Carbon utilization transforms captured emissions into valuable products, unlocking new market opportunities while strengthening American energy, manufacturing and technology leadership:
Preserve and Maintain Improvements to 45Q: The Section 45Q tax credit provides financial incentives per ton of CO2 securely utilized or stored. Recent improvements under the Working Families Tax Cuts created parity across utilization, EOR and storage — supporting technologies that turn CO2 into a valuable commodity. Preserving the improved 45Q tax credit will strengthen U.S. manufacturing competitiveness, enhance energy security and reinforce American energy leadership.
Increase the Reliable Supply of CO2: Access to consistent, high-quality CO₂ is needed to unlock the full potential of carbon utilization technologies. Investing in RD&D of carbon capture and carbon dioxide removal (CDR) technologies will help ensure a scalable, reliable supply of usable CO₂ from a diverse range of sources, including point-source capture, direct air capture and biogenic processes. Legislation supporting innovation, commercialization and deployment of these technologies, such as the Carbon Removal and Emissions Storage Technologies (CREST) Act of 2023, will accelerate cost reductions, improve efficiency, bring the most competitive technologies to market and enable broader market adoption.

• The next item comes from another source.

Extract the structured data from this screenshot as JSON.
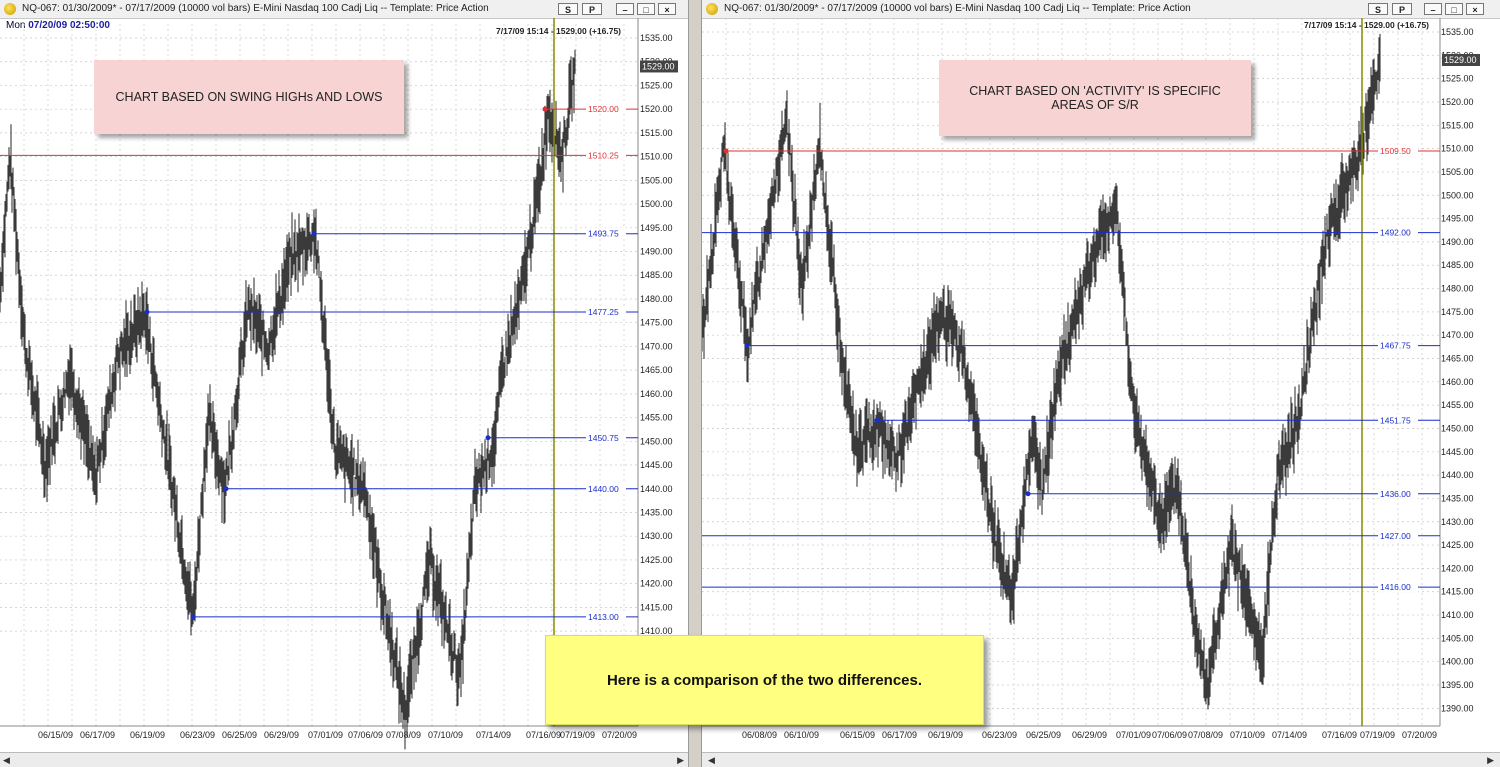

Expand Carbon Utilization RD&D: Targeted federal RD&D is critical to advancing early-stage carbon utilization technologies and unlocking private investment. The Energy Act of 2020 authorized DOE”s Carbon Utilization Program, now housed within the Office of Hydrocarbons and Geothermal Energy (HGEO), to evaluate novel uses for CO₂ and demonstrate carbon utilization technologies across a range of industrial sectors. Programs like ARPA-E’s MINER initiative support research on using CO2 to unlock critical minerals, while initiatives such as the Carbon Dioxide Removal Purchase Prize help catalyze technologies that can provide and sustain a reliable, scalable supply of CO2. DOE could also coordinate with agencies such as the USGS and the U.S. Department of Agriculture (USDA) to advance cross-cutting carbon utilization opportunities across mineral, land and agricultural systems. Expanding these federal efforts will accelerate technology deployment and commercialization, broaden market opportunities and strengthen U.S. competitiveness.
Build CO₂ Pipeline Infrastructure: Expanding the nation’s CO2 pipeline network is essential to scaling carbon utilization technologies and connecting supply with demand. Projects require access to reliable, affordable CO2, which depends on a robust and well-connected pipeline system. Legislation supporting CO2 pipeline safety, R&D and streamlined interstate permitting will modernize regulations, reduce permitting bottlenecks and unlock private investment for CCUS infrastructure. This includes legislation like the PIPES Act of 2025 and the PIPELINE Safety Act of 2025, which would reauthorize the Pipeline and Hazardous Materials Safety Administration (PHMSA), as well as the Next Generation Pipelines Research and Development Act, which supports the development of advanced pipeline technologies and materials. Strengthening this infrastructure will enable more projects to move forward and reinforce U.S. energy and industrial leadership.